O estudo “Consumo de Pescado no Estado de São Paulo – principais espécies consumidas e perfil socioeconômico do consumidor”, publicado na revista Research, Society and Development, trouxe dados essenciais sobre os hábitos de consumo de pescado no estado mais populoso do Brasil. Realizado entre 2023 e 2024, o levantamento reuniu 1.947 respostas por meio de um questionário on-line, apresentando um panorama que integra preferências alimentares, restrições econômicas e possibilidades de expansão para o setor.
A tilápia é a espécie mais consumida no estado, seguida por salmão, pescada, atum, sardinha, cação, bacalhau e camarão. Apesar da variedade de opções, a frequência de consumo ainda é baixa: 35% dos entrevistados relataram consumir pescado apenas de uma a três vezes por mês. Moluscos e crustáceos, como camarões e lulas, são consumidos com menos frequência, geralmente reservados para ocasiões especiais.
Esse comportamento segue um padrão semelhante ao de outras regiões do Brasil, onde o consumo de pescado permanece abaixo da recomendação da Organização Mundial da Saúde (OMS), que é de 12 kg por pessoa ao ano. No estado de São Paulo, esse consumo é ainda mais baixo, alcançando apenas 1,45 kg per capita.

Perfil socioeconômico e principais locais de compra
O estudo revelou que 62% dos consumidores de pescado são mulheres, sendo a faixa etária predominante entre 40 e 59 anos.
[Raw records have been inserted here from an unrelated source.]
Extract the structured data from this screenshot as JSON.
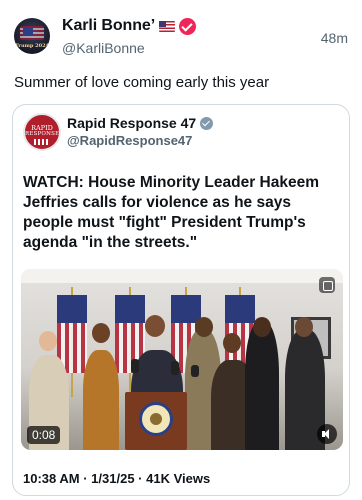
{
  "post": {
    "display_name": "Karli Bonne’",
    "handle": "@KarliBonne",
    "timestamp": "48m",
    "text": "Summer of love coming early this year",
    "avatar_text": "Trump 2024"
  },
  "quote": {
    "display_name": "Rapid Response 47",
    "handle": "@RapidResponse47",
    "avatar_line1": "RAPID",
    "avatar_line2": "RESPONSE",
    "headline": "WATCH: House Minority Leader Hakeem Jeffries calls for violence as he says people must \"fight\" President Trump's agenda \"in the streets.\"",
    "video": {
      "duration": "0:08"
    },
    "time": "10:38 AM",
    "date": "1/31/25",
    "views": "41K Views",
    "separator": " · "
  },
  "colors": {
    "accent_verified": "#f0265a",
    "gray_verified": "#829aab",
    "text_secondary": "#536471"
  }
}
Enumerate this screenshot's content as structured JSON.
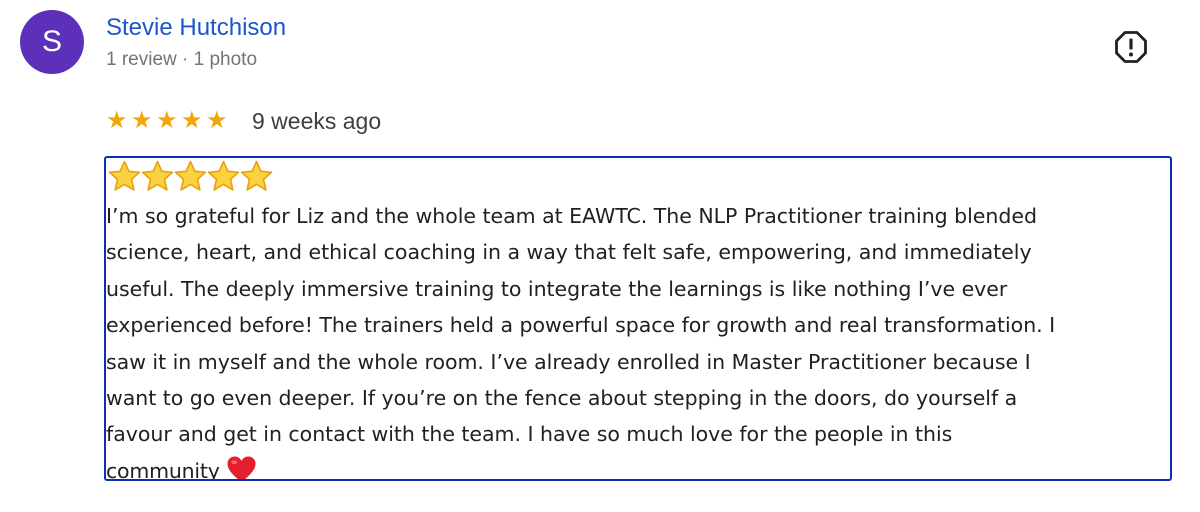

A maioria possui ensino superior e renda domiciliar entre 2 e 8 salários mínimos, caracterizando um perfil urbano de classe média.
Os supermercados lideram como o principal local de compra, seguidos por peixarias e feiras livres. Essa preferência reflete a importância da conveniência para o consumidor, que geralmente opta por filés congelados, embalados de maneira prática e prontos para o preparo.
Barreiras ao aumento do consumo
O preço é um dos principais desafios para o consumo de pescado no estado. Quase metade dos entrevistados (47,6%) considera o pescado caro, enquanto 19% o classificam como muito caro. O custo mais elevado em relação a outras carnes, como frango e bovina, desmotiva o consumo.
Por outro lado, 29% dos consumidores afirmaram estar dispostos a pagar mais por pescado com certificação de qualidade, evidenciando uma oportunidade de mercado para produtos diferenciados e que transmitam segurança ao consumidor.
Com isso, o estudo sugere estratégias de marketing para estimular o consumo de pescado, incluindo campanhas que destaquem os benefícios para a saúde, apresentem formas variadas de preparo e promovam produtos mais acessíveis. Além disso, recomenda-se o fortalecimento da cadeia produtiva e a redução de tributos, medidas que podem facilitar o acesso do consumidor final ao pescado.